Strain Partitioning between structural domains in the forearc of the Hikurangi Subduction Zone, New Zealand

Abstract
The Pacific plate obliquely converges with the Australian plate at latitude 39°50′S along the Hikurangi margin off the east coast of the North Island of New Zealand. An extensive and youthful subaerially exposed forearc on the east coast of the North Island in the Hawke's Bay area provides the opportunity to document contemporaneous forearc deformation in this obliquely convergent margin setting. Geologic mapping and analysis of strain at both mesoscale and megascale indicates that strain is partitioning into domains of extension, contraction, and strike‐slip.
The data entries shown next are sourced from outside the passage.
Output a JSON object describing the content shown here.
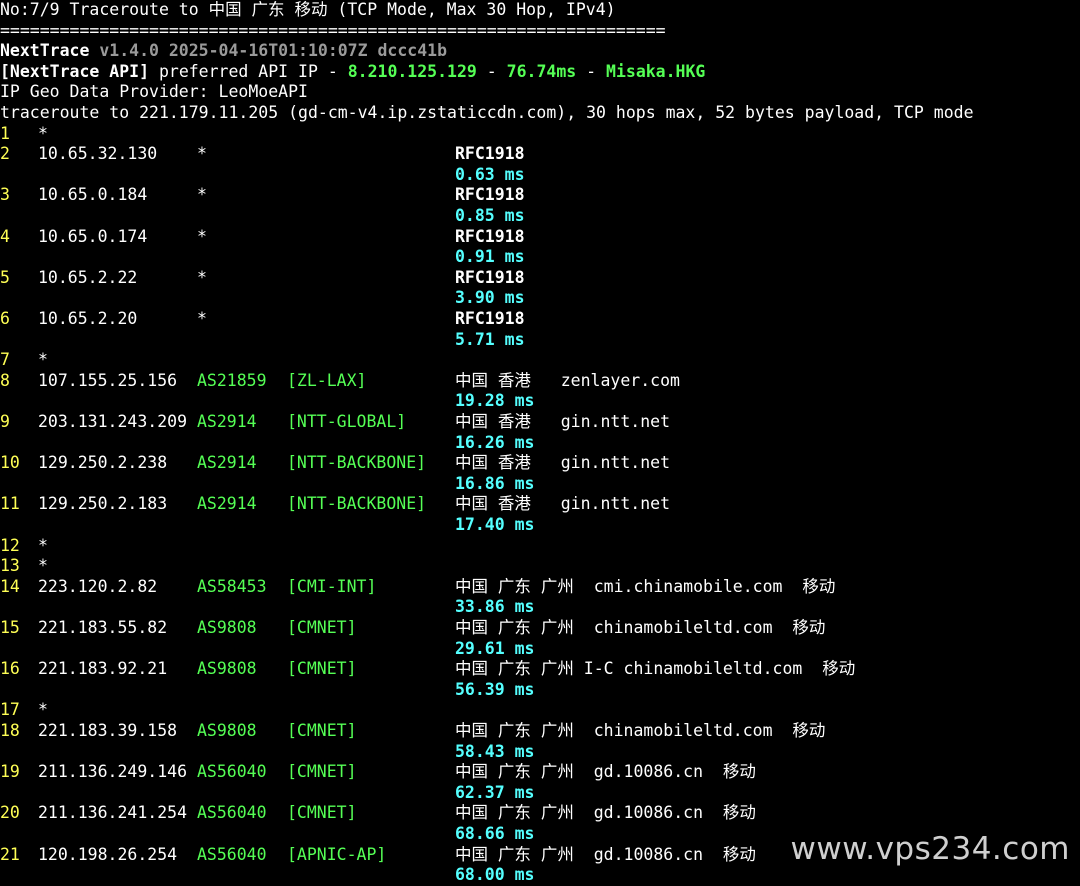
{
  "header": {
    "title": "No:7/9 Traceroute to 中国 广东 移动 (TCP Mode, Max 30 Hop, IPv4)",
    "separator": "===================================================================",
    "app_name": "NextTrace",
    "app_version": " v1.4.0 2025-04-16T01:10:07Z dccc41b",
    "api_label": "[NextTrace API]",
    "api_text": " preferred API IP - ",
    "api_ip": "8.210.125.129",
    "api_dash1": " - ",
    "api_latency": "76.74ms",
    "api_dash2": " - ",
    "api_node": "Misaka.HKG",
    "geo_provider": "IP Geo Data Provider: LeoMoeAPI",
    "traceroute_line": "traceroute to 221.179.11.205 (gd-cm-v4.ip.zstaticcdn.com), 30 hops max, 52 bytes payload, TCP mode"
  },
  "hops": [
    {
      "hop": "1",
      "star": "*"
    },
    {
      "hop": "2",
      "ip": "10.65.32.130",
      "as": "*",
      "tag": "",
      "geo": "RFC1918",
      "rtt": "0.63 ms"
    },
    {
      "hop": "3",
      "ip": "10.65.0.184",
      "as": "*",
      "tag": "",
      "geo": "RFC1918",
      "rtt": "0.85 ms"
    },
    {
      "hop": "4",
      "ip": "10.65.0.174",
      "as": "*",
      "tag": "",
      "geo": "RFC1918",
      "rtt": "0.91 ms"
    },
    {
      "hop": "5",
      "ip": "10.65.2.22",
      "as": "*",
      "tag": "",
      "geo": "RFC1918",
      "rtt": "3.90 ms"
    },
    {
      "hop": "6",
      "ip": "10.65.2.20",
      "as": "*",
      "tag": "",
      "geo": "RFC1918",
      "rtt": "5.71 ms"
    },
    {
      "hop": "7",
      "star": "*"
    },
    {
      "hop": "8",
      "ip": "107.155.25.156",
      "as": "AS21859",
      "tag": "[ZL-LAX]",
      "geo": "中国 香港   zenlayer.com",
      "rtt": "19.28 ms"
    },
    {
      "hop": "9",
      "ip": "203.131.243.209",
      "as": "AS2914",
      "tag": "[NTT-GLOBAL]",
      "geo": "中国 香港   gin.ntt.net",
      "rtt": "16.26 ms"
    },
    {
      "hop": "10",
      "ip": "129.250.2.238",
      "as": "AS2914",
      "tag": "[NTT-BACKBONE]",
      "geo": "中国 香港   gin.ntt.net",
      "rtt": "16.86 ms"
    },
    {
      "hop": "11",
      "ip": "129.250.2.183",
      "as": "AS2914",
      "tag": "[NTT-BACKBONE]",
      "geo": "中国 香港   gin.ntt.net",
      "rtt": "17.40 ms"
    },
    {
      "hop": "12",
      "star": "*"
    },
    {
      "hop": "13",
      "star": "*"
    },
    {
      "hop": "14",
      "ip": "223.120.2.82",
      "as": "AS58453",
      "tag": "[CMI-INT]",
      "geo": "中国 广东 广州  cmi.chinamobile.com  移动",
      "rtt": "33.86 ms"
    },
    {
      "hop": "15",
      "ip": "221.183.55.82",
      "as": "AS9808",
      "tag": "[CMNET]",
      "geo": "中国 广东 广州  chinamobileltd.com  移动",
      "rtt": "29.61 ms"
    },
    {
      "hop": "16",
      "ip": "221.183.92.21",
      "as": "AS9808",
      "tag": "[CMNET]",
      "geo": "中国 广东 广州 I-C chinamobileltd.com  移动",
      "rtt": "56.39 ms"
    },
    {
      "hop": "17",
      "star": "*"
    },
    {
      "hop": "18",
      "ip": "221.183.39.158",
      "as": "AS9808",
      "tag": "[CMNET]",
      "geo": "中国 广东 广州  chinamobileltd.com  移动",
      "rtt": "58.43 ms"
    },
    {
      "hop": "19",
      "ip": "211.136.249.146",
      "as": "AS56040",
      "tag": "[CMNET]",
      "geo": "中国 广东 广州  gd.10086.cn  移动",
      "rtt": "62.37 ms"
    },
    {
      "hop": "20",
      "ip": "211.136.241.254",
      "as": "AS56040",
      "tag": "[CMNET]",
      "geo": "中国 广东 广州  gd.10086.cn  移动",
      "rtt": "68.66 ms"
    },
    {
      "hop": "21",
      "ip": "120.198.26.254",
      "as": "AS56040",
      "tag": "[APNIC-AP]",
      "geo": "中国 广东 广州  gd.10086.cn  移动",
      "rtt": "68.00 ms"
    }
  ],
  "watermark": "www.vps234.com",
  "colors": {
    "background": "#000000",
    "hop_number": "#ffff55",
    "asn": "#55ff55",
    "rtt": "#55ffff",
    "text": "#ffffff"
  }
}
The domains are elongate and trend parallel to the margin. Measurements of net shortening and transcurrent slip in the forearc show that the obliquely convergent motion is transferred across the plate interface. Deformation rates calculated for the past 1–2 m.y. for structures in all six forearc domains account for 50–70% of the margin‐parallel motion required by Pacific‐Australian plate convergence and about 6% of the plate motion perpendicular to the plate boundary. At the surface in the forearc, this obliquely convergent motion is manifest not by transpressional faults but rather by paired structural domains that consist of a strike‐slip fault zone and an accompanying contractional fault‐and‐fold zone on the trenchward side. There are two such transcurrent faulting‐and‐contraction couplets, one where the backstop daylights at the arcward edge of the forearc and another couplet trenchward of a relatively undisturbed forearc basin. The small amount of shortening, relative to strike‐slip, in the onshore part of the forearc suggests that shortening perpendicular to the plate boundary may be concentrated offshore and that most of the component of plate motion perpendicular to the plate boundary may be accommodated by slip along the subduction zone megathrust.